Так в этом сила волшебников? Не в магии и не в предсказании будущего. Не в разговорах с духами и не призыве Стихий. Я говорю об их власти над людьми. Они могут изменить нас. Могут управлять нами. Дать нам надежду или забрать её по одной лишь прихоти.
Поднимаю взгляд.
— Значит, возможно…
— Возможно, ты успеешь с ним попрощаться, да, — договаривает она, словно читает мои мысли.

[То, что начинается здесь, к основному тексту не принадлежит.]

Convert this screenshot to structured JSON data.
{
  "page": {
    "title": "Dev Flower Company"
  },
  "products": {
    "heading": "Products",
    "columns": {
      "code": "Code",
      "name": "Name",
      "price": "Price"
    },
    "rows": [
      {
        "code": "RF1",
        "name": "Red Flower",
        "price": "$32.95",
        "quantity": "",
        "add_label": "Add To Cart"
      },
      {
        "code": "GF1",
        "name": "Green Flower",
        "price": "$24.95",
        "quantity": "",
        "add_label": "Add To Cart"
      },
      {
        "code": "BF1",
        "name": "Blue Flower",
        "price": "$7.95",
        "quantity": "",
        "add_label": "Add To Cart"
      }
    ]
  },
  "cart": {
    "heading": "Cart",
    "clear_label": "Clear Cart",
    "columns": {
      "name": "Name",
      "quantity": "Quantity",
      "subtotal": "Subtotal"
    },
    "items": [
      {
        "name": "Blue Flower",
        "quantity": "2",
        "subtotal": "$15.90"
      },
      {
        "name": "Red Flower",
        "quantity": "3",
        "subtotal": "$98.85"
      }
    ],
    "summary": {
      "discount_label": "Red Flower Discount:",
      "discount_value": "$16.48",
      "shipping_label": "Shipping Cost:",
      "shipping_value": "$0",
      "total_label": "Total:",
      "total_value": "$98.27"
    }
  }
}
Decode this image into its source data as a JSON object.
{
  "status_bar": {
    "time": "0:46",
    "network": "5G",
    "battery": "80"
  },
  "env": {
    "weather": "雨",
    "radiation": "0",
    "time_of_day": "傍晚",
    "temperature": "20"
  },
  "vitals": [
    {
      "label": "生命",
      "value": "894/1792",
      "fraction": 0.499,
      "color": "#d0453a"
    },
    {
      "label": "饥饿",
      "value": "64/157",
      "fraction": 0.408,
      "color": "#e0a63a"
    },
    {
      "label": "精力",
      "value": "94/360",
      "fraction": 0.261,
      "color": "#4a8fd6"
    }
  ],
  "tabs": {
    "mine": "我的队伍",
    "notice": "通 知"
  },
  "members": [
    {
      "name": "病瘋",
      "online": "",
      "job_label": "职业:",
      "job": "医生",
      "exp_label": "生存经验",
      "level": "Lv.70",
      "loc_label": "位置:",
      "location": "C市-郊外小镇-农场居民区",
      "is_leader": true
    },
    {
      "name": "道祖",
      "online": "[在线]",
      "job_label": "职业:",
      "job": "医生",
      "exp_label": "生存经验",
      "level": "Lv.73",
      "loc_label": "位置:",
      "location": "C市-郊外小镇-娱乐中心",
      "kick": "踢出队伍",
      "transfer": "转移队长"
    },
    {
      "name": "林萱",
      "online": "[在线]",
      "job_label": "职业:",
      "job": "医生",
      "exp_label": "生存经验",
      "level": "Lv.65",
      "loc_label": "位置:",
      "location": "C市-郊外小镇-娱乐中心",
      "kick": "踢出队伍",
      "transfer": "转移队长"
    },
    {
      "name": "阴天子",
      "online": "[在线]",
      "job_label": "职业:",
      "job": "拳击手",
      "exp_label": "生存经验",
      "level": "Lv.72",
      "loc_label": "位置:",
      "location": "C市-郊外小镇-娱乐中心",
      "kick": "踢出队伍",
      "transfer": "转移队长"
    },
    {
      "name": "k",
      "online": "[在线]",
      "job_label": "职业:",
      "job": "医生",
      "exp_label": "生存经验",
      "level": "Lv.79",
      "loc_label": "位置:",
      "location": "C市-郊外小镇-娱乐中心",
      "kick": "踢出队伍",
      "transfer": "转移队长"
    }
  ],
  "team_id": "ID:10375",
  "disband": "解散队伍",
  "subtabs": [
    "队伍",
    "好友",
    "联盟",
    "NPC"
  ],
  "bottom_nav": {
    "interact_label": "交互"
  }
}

Я ловлю взгляд Линн. Её глаза блестят; кажется, она вот-вот заплачет. Из-за моего отца? Из-за меня? Я хочу сказать ей, что ей не стоит плакать, но слова не выходят. Видимо, на этом всё. Мы зашли так далеко, но на этом наш путь заканчивается. Моё сердце сжимается. Я этого не хочу.
Но мой король умирает, а мне нужно многое ему сказать. Я должен попросить у него прощения за то, что сбежал. Я должен сказать ему, как сильно его люблю.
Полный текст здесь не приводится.